Il est moins directement pénible de réagir de manière négative envers ces femmes plutôt que de faire l’effort de se demander honnêtement ce à quoi ces femmes nous renvoient, dans ce que nous aimons ou détestons ou désirons ou avons peur d’aimer ou ce qui nous fait peur.
J’ai une autre amie qui était pathologiquement agressive envers les femmes bien en chair. Elle était extrêmement mince et admettait sans complexes que c’était sa propre peur d’être « grosse » qui était le véritable problème. Un jour, elle m’a dit « Je pense que d’une certaine manière, je suis jalouse, parce que potentiellement, les grosses s’aiment elles-mêmes quoi qu’en pense la société, et il est évident que ce n’est pas mon cas. »

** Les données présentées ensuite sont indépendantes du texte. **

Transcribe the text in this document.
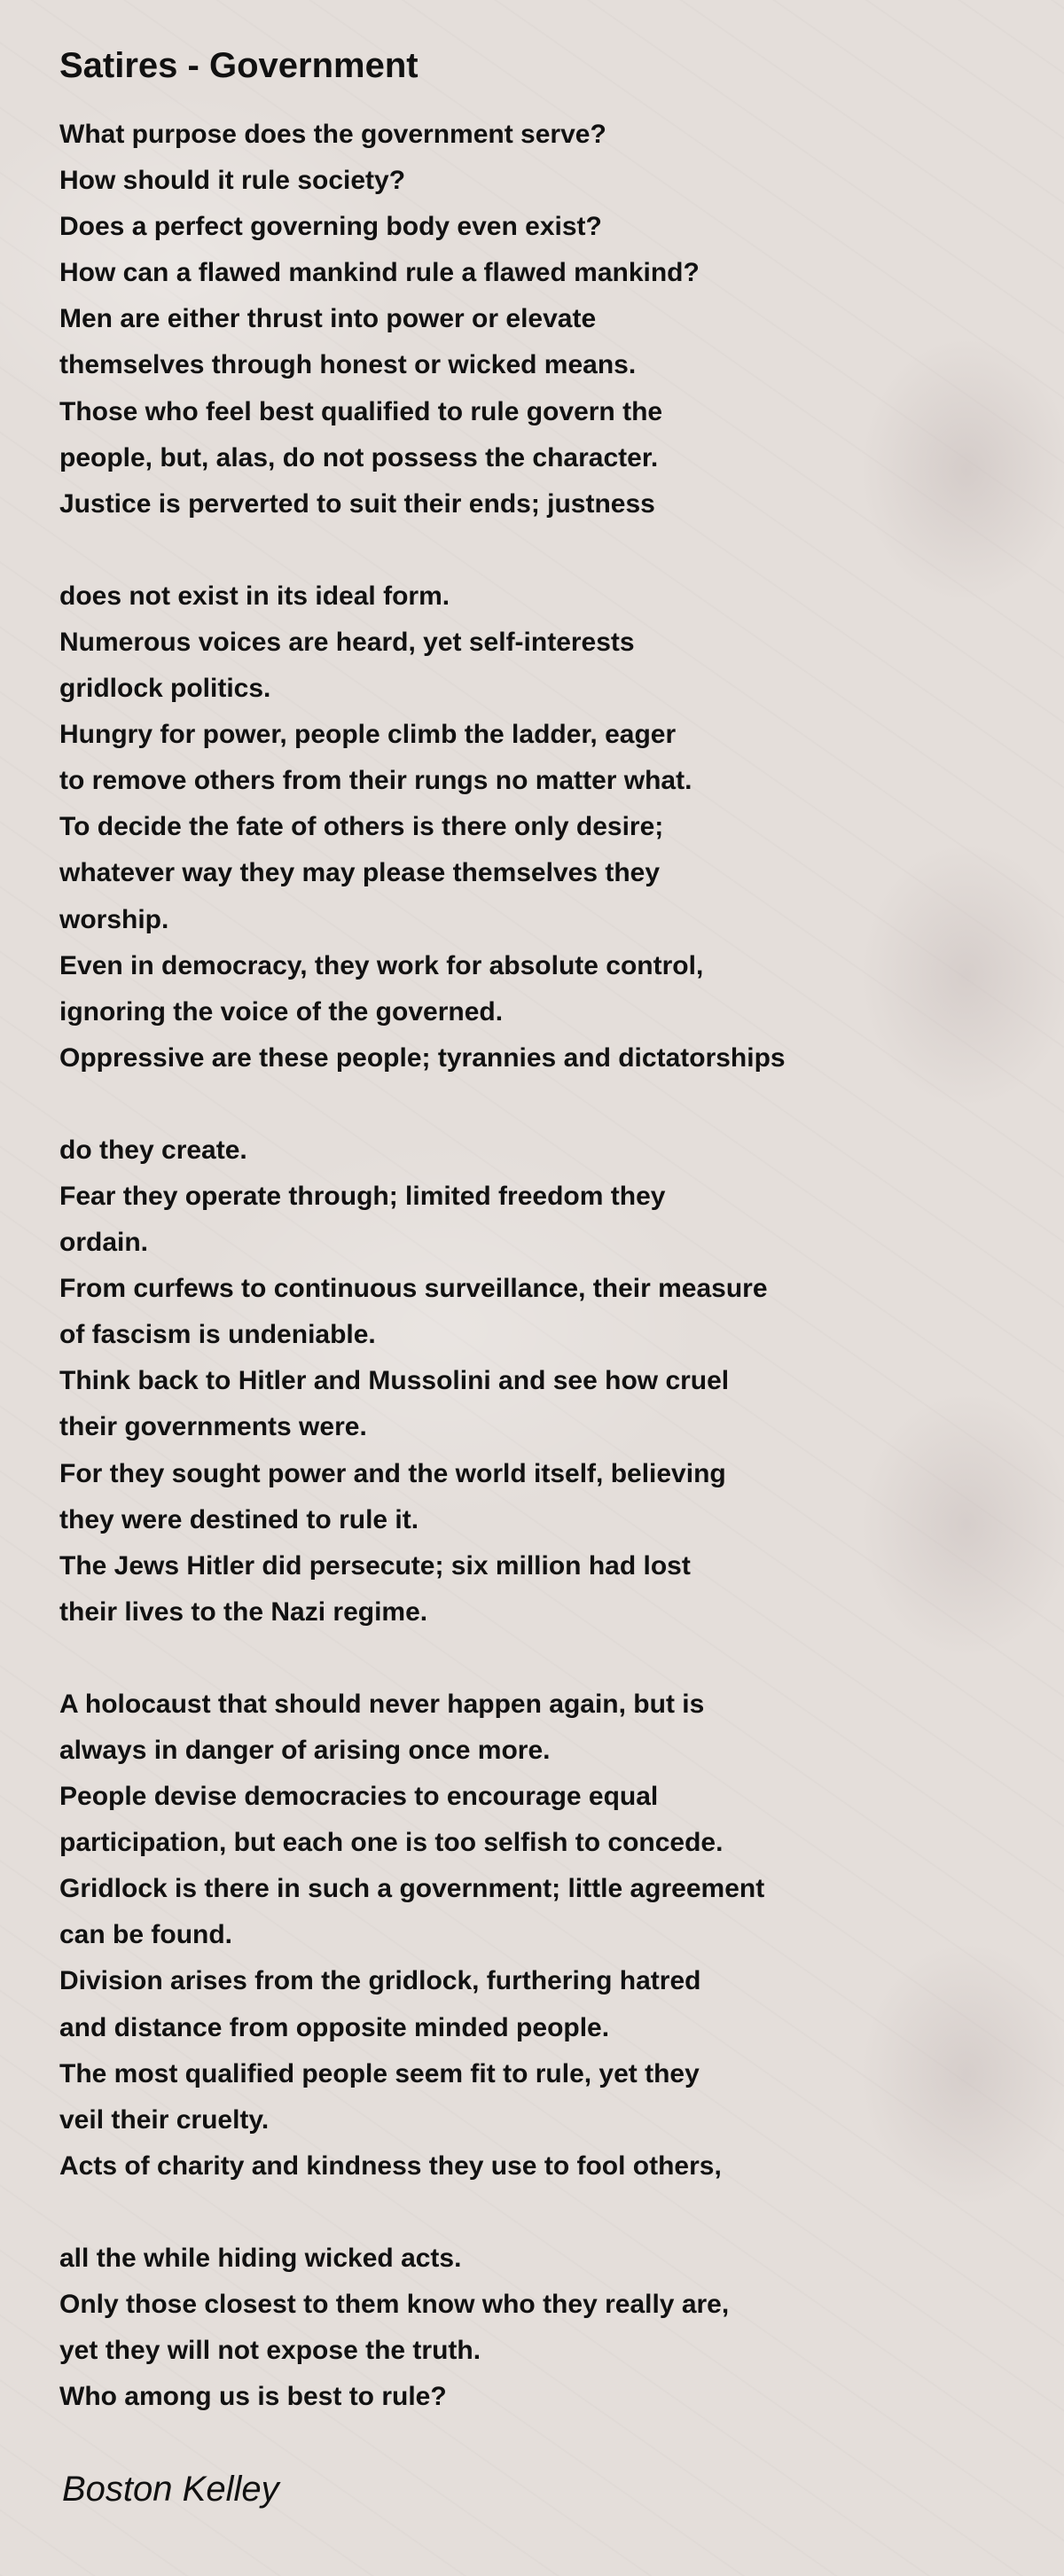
Satires - Government
What purpose does the government serve?
How should it rule society?
Does a perfect governing body even exist?
How can a flawed mankind rule a flawed mankind?
Men are either thrust into power or elevate
themselves through honest or wicked means.
Those who feel best qualified to rule govern the
people, but, alas, do not possess the character.
Justice is perverted to suit their ends; justness
does not exist in its ideal form.
Numerous voices are heard, yet self-interests
gridlock politics.
Hungry for power, people climb the ladder, eager
to remove others from their rungs no matter what.
To decide the fate of others is there only desire;
whatever way they may please themselves they
worship.
Even in democracy, they work for absolute control,
ignoring the voice of the governed.
Oppressive are these people; tyrannies and dictatorships
do they create.
Fear they operate through; limited freedom they
ordain.
From curfews to continuous surveillance, their measure
of fascism is undeniable.
Think back to Hitler and Mussolini and see how cruel
their governments were.
For they sought power and the world itself, believing
they were destined to rule it.
The Jews Hitler did persecute; six million had lost
their lives to the Nazi regime.
A holocaust that should never happen again, but is
always in danger of arising once more.
People devise democracies to encourage equal
participation, but each one is too selfish to concede.
Gridlock is there in such a government; little agreement
can be found.
Division arises from the gridlock, furthering hatred
and distance from opposite minded people.
The most qualified people seem fit to rule, yet they
veil their cruelty.
Acts of charity and kindness they use to fool others,
all the while hiding wicked acts.
Only those closest to them know who they really are,
yet they will not expose the truth.
Who among us is best to rule?
Boston Kelley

Après cette conversation, je lui ai offert un paquet de reproductions de tableaux de femmes voluptueuses dans des positions érotiques. Elle en a mis quelques unes dans sa salle de bain. Le temps passant, ses opinions envers les femmes et les images de son corps commencèrent à évoluer et elle prit du poids. Ces images positives de femmes l’ont aidé à développer des perspectives nouvelles et plus saines, mais c’était son propre courage en étant honnête envers elle-même qui l’a réellement incitée à créer des changements positifs dans sa vie.

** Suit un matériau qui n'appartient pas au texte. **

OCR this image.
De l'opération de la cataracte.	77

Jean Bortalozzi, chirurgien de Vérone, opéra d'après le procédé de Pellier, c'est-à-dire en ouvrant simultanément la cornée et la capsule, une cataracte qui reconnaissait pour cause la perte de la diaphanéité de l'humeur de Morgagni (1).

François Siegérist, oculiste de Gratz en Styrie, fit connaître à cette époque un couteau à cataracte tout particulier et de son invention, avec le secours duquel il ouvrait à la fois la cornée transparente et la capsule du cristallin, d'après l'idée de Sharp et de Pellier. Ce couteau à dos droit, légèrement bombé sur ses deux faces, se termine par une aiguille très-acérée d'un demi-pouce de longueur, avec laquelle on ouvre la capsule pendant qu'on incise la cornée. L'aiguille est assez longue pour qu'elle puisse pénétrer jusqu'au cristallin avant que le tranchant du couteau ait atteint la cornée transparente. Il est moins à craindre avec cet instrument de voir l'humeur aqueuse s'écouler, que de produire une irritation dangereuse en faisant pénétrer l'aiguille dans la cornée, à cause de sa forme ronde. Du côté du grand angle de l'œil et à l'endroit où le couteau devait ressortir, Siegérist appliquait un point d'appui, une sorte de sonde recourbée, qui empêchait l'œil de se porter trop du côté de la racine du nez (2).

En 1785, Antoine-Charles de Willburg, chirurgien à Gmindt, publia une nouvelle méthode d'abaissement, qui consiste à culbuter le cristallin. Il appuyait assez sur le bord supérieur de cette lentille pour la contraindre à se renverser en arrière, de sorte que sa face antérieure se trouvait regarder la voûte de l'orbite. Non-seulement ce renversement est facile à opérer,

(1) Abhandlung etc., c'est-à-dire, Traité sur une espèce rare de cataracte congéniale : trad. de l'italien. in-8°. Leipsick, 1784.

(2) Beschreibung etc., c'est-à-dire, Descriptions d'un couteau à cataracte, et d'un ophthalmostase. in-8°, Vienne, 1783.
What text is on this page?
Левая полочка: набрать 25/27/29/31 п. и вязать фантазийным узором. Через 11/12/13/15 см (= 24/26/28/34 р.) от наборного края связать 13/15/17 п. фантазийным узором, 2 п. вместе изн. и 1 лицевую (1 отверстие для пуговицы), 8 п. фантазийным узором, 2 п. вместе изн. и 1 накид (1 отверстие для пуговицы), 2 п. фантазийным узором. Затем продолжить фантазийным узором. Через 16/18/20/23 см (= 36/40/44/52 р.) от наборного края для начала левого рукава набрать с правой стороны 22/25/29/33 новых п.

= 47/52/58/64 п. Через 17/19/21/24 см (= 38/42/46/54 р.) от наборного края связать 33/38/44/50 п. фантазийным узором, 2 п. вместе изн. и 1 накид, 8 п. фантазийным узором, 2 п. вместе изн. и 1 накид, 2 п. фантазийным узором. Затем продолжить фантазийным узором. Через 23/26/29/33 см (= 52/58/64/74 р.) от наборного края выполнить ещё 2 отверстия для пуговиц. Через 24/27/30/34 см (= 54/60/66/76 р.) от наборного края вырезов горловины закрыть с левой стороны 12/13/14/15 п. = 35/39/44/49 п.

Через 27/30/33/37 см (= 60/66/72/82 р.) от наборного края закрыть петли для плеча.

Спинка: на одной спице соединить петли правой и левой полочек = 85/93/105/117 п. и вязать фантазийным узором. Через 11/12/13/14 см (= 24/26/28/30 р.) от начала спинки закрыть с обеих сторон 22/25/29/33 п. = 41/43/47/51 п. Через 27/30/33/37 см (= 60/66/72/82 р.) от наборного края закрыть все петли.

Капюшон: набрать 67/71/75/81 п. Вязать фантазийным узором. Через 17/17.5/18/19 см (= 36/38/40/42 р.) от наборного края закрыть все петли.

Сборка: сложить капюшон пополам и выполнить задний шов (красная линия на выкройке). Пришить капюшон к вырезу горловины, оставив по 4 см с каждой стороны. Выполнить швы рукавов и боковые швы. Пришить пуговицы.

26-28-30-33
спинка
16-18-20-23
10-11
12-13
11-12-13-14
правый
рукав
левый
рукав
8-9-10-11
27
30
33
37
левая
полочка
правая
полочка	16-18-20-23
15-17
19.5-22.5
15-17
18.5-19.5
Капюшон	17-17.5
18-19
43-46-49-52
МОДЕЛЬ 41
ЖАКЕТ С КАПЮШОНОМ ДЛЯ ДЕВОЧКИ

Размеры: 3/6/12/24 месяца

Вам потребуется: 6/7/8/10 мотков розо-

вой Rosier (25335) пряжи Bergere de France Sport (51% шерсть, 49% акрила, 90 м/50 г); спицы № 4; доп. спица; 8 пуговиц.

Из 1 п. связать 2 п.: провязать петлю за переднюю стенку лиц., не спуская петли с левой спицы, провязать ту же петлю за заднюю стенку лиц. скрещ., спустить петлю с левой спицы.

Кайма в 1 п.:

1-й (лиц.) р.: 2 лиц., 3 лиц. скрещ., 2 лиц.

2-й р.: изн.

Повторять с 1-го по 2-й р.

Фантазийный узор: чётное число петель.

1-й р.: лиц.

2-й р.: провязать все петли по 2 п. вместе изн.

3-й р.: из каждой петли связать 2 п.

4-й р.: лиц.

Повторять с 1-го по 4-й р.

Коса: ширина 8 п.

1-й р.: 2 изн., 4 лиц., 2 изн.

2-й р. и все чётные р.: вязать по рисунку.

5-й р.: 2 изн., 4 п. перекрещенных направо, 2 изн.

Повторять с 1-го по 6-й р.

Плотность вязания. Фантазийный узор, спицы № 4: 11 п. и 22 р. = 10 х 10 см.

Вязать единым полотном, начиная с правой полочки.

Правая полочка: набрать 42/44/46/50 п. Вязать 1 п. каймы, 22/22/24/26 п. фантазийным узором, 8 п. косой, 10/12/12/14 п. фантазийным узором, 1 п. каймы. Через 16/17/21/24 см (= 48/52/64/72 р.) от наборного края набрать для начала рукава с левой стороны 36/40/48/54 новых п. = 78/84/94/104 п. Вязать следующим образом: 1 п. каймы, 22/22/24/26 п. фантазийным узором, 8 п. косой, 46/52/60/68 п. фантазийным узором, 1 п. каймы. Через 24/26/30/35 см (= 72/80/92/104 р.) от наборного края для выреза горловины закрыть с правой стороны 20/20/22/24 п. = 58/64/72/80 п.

C’est bien de prendre l’habitude de consciemment s’arrêter de souhaiter du mal à d’autres femmes et de se demander « Qu’y a-t-il de moi que je retrouve en elle ? ». Quand on est capable de répondre honnêtement à cette question sans perpétuer de la méchanceté ou une auto-critique, on devient une cuntlover on high.
[…]
L’acrimonie entre les femmes blanches et les femmes de couleur n’est qu’un des noyaux dans notre délicieuse tarte aux cerises. Dans chaque tribu, l’acrimonie raciale est présente. L’acrimonie est une manière de vivre dans la société américaine jusqu’au moment où vous décidez que ça suffit. Toutes les races humaines sont divisées et isolées les unes des autres.

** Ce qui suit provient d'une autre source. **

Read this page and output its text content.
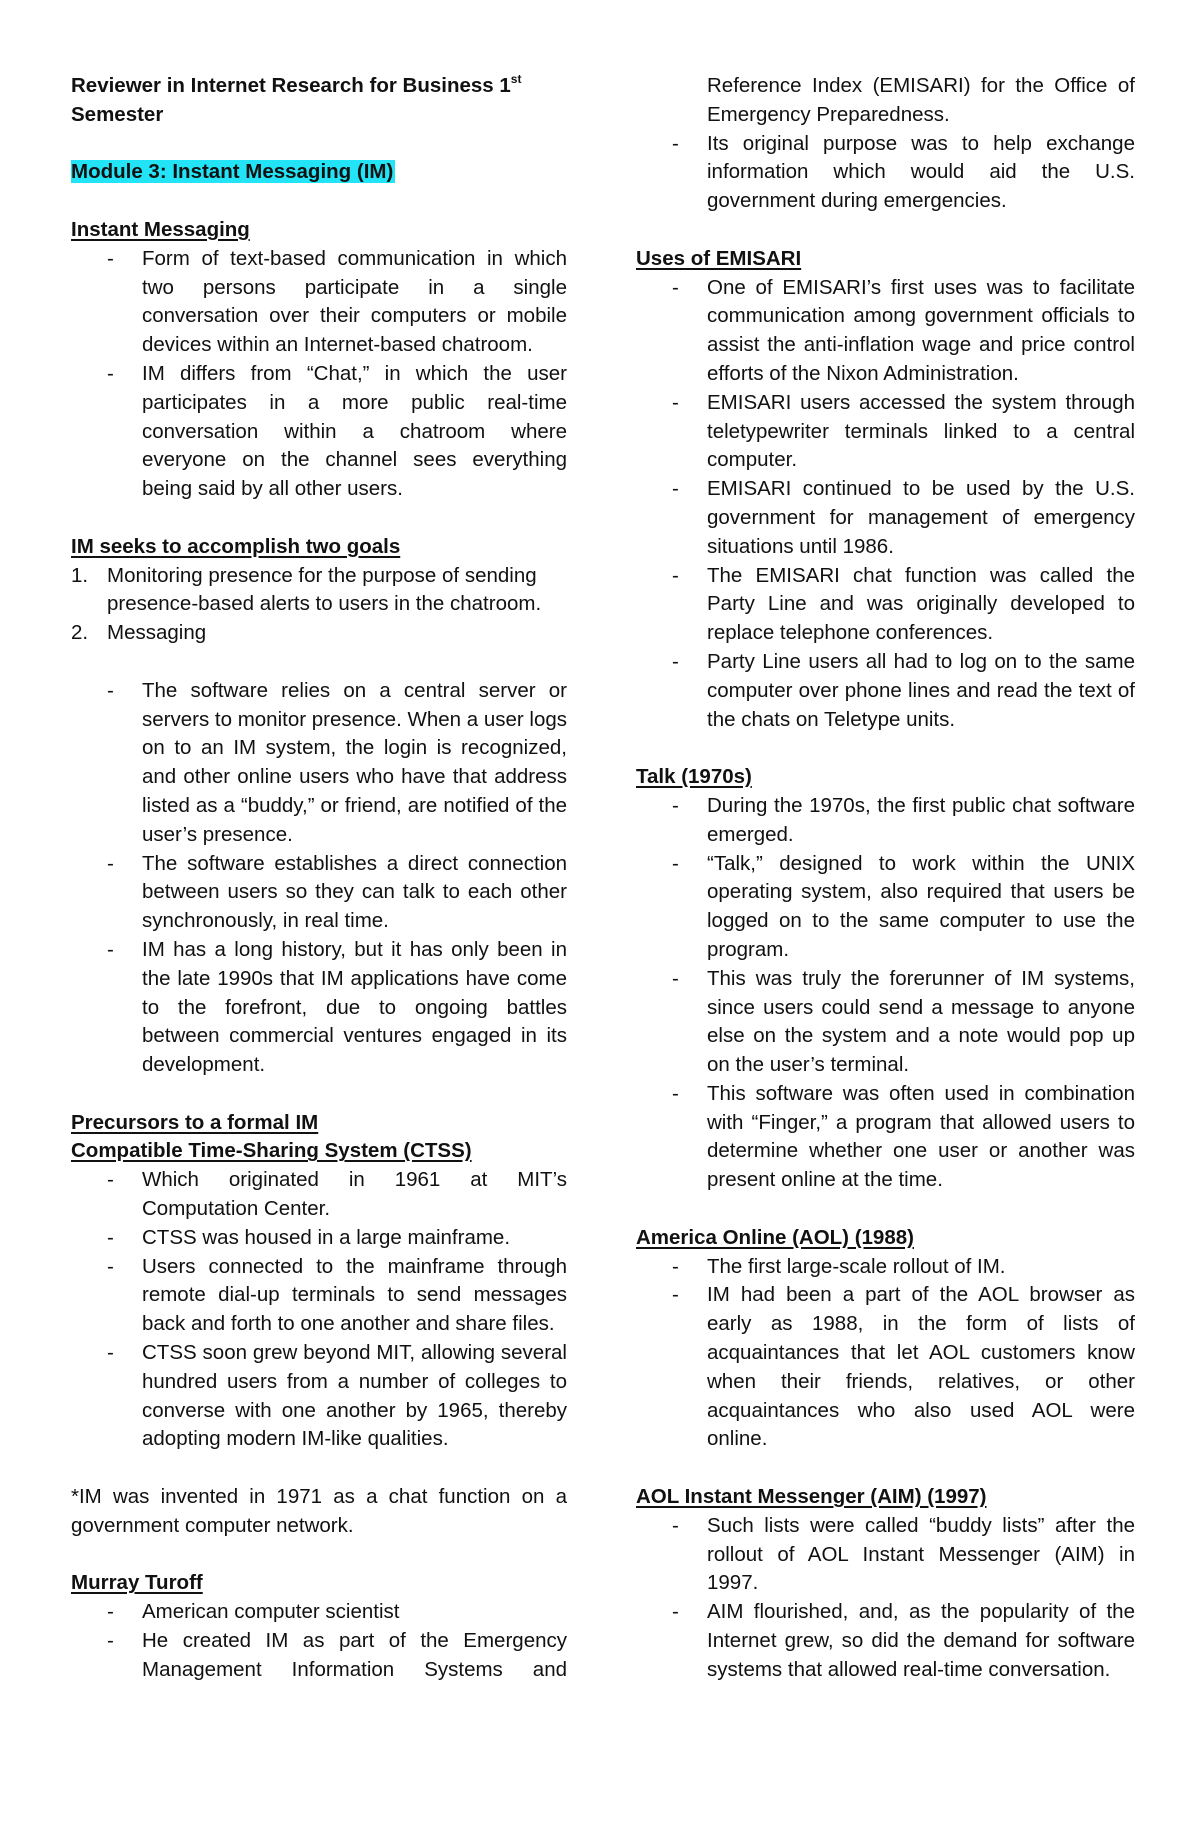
Reviewer in Internet Research for Business 1st

Semester

Module 3: Instant Messaging (IM)

Instant Messaging

- Form of text-based communication in which two persons participate in a single conversation over their computers or mobile devices within an Internet-based chatroom.
- IM differs from “Chat,” in which the user participates in a more public real-time conversation within a chatroom where everyone on the channel sees everything being said by all other users.

IM seeks to accomplish two goals

1. Monitoring presence for the purpose of sending presence-based alerts to users in the chatroom.
2. Messaging
- The software relies on a central server or servers to monitor presence. When a user logs on to an IM system, the login is recognized, and other online users who have that address listed as a “buddy,” or friend, are notified of the user’s presence.
- The software establishes a direct connection between users so they can talk to each other synchronously, in real time.
- IM has a long history, but it has only been in the late 1990s that IM applications have come to the forefront, due to ongoing battles between commercial ventures engaged in its development.

Precursors to a formal IM

Compatible Time-Sharing System (CTSS)

- Which originated in 1961 at MIT’s Computation Center.
- CTSS was housed in a large mainframe.
- Users connected to the mainframe through remote dial-up terminals to send messages back and forth to one another and share files.
- CTSS soon grew beyond MIT, allowing several hundred users from a number of colleges to converse with one another by 1965, thereby adopting modern IM-like qualities.

*IM was invented in 1971 as a chat function on a government computer network.

Murray Turoff

- American computer scientist
- He created IM as part of the Emergency Management Information Systems and

Reference Index (EMISARI) for the Office of Emergency Preparedness.

- Its original purpose was to help exchange information which would aid the U.S. government during emergencies.

Uses of EMISARI

- One of EMISARI’s first uses was to facilitate communication among government officials to assist the anti-inflation wage and price control efforts of the Nixon Administration.
- EMISARI users accessed the system through teletypewriter terminals linked to a central computer.
- EMISARI continued to be used by the U.S. government for management of emergency situations until 1986.
- The EMISARI chat function was called the Party Line and was originally developed to replace telephone conferences.
- Party Line users all had to log on to the same computer over phone lines and read the text of the chats on Teletype units.

Talk (1970s)

- During the 1970s, the first public chat software emerged.
- “Talk,” designed to work within the UNIX operating system, also required that users be logged on to the same computer to use the program.
- This was truly the forerunner of IM systems, since users could send a message to anyone else on the system and a note would pop up on the user’s terminal.
- This software was often used in combination with “Finger,” a program that allowed users to determine whether one user or another was present online at the time.

America Online (AOL) (1988)

- The first large-scale rollout of IM.
- IM had been a part of the AOL browser as early as 1988, in the form of lists of acquaintances that let AOL customers know when their friends, relatives, or other acquaintances who also used AOL were online.

AOL Instant Messenger (AIM) (1997)

- Such lists were called “buddy lists” after the rollout of AOL Instant Messenger (AIM) in 1997.
- AIM flourished, and, as the popularity of the Internet grew, so did the demand for software systems that allowed real-time conversation.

C’est la maison que Jack a construite.
Les Chinoises ont peut-être des stéréoptypes négatifs envers les Philippines, qui peuvent de ne pas penser du bien des Juives, qui peuvent grandir en pensant du mal des musulmanes, qui pensent peut-être que les lesbiennes sont le fléau de la terre, qui pensent que les femmes mariées à des intégristes catholiques sont l’incarnation du mal, qui pensent que les adolescentes qui avortent devraient atterrir en centres de détention juvénile.
Etcétéra étcétéra.
A l’école, nous apprenons qu’une des meilleures tactiques de survie est de faire partie d’une clique. Avec nos amis, nous créons un monde minuscule avec ses codes de conduite, de morale, d’habillement, de communication, d’ethnicité et de sexualité. Aprsè cela, nous commençons à juger tous ceux qui ne font pas partie de notre petit monde d’après les critères que nous trouvons acceptables. Cela s’appelle « diviser pour mieux régner » et il se trouve que c’est exactement la façon dont les sociétés blanches et patriarcales fonctionnent. Quand vous choisissez de ne pas voir comment vous vous-même en tant qu’individu pérpétuez ce modèle social, votre monde devient – ou reste – assurément petit, « à l’abri », mesquin, judgmental et terne/

[…]

Si vous voulez savoir comment cette oppression sociétale empiète sur votre liberté, allez dans la salle de bain, regardez-vous dans les yeux et faites face à votre douleur sans la condamner. N’allez pas plaindre les pauvres Saoudiennes ou Pakistanaises avant d’avoir fait cela. N’allez pas casser du sucre sur le dos des übermodels avec des seins en silicone avant d’avoir fait cela. Ne vous moquez pas de femmes de classes ou d’ethnicités différentes des vôtres, des lesbiennes, des bisexuelles, des hétérosexuelles, des femmes grosses, des femmes maigres, des vieilles femmes, des jeunes femmes avant d’avoir fait cela.Le monde continuera à être un sentier de larmes tant que les gens ne seront pas prêts à faire face à la douleur du monde dans le miroir de la salle de bain.

[1] Muscio, Inga (2002) Cunt: A Declaration of Independence, Seal Press, New York, 305 p.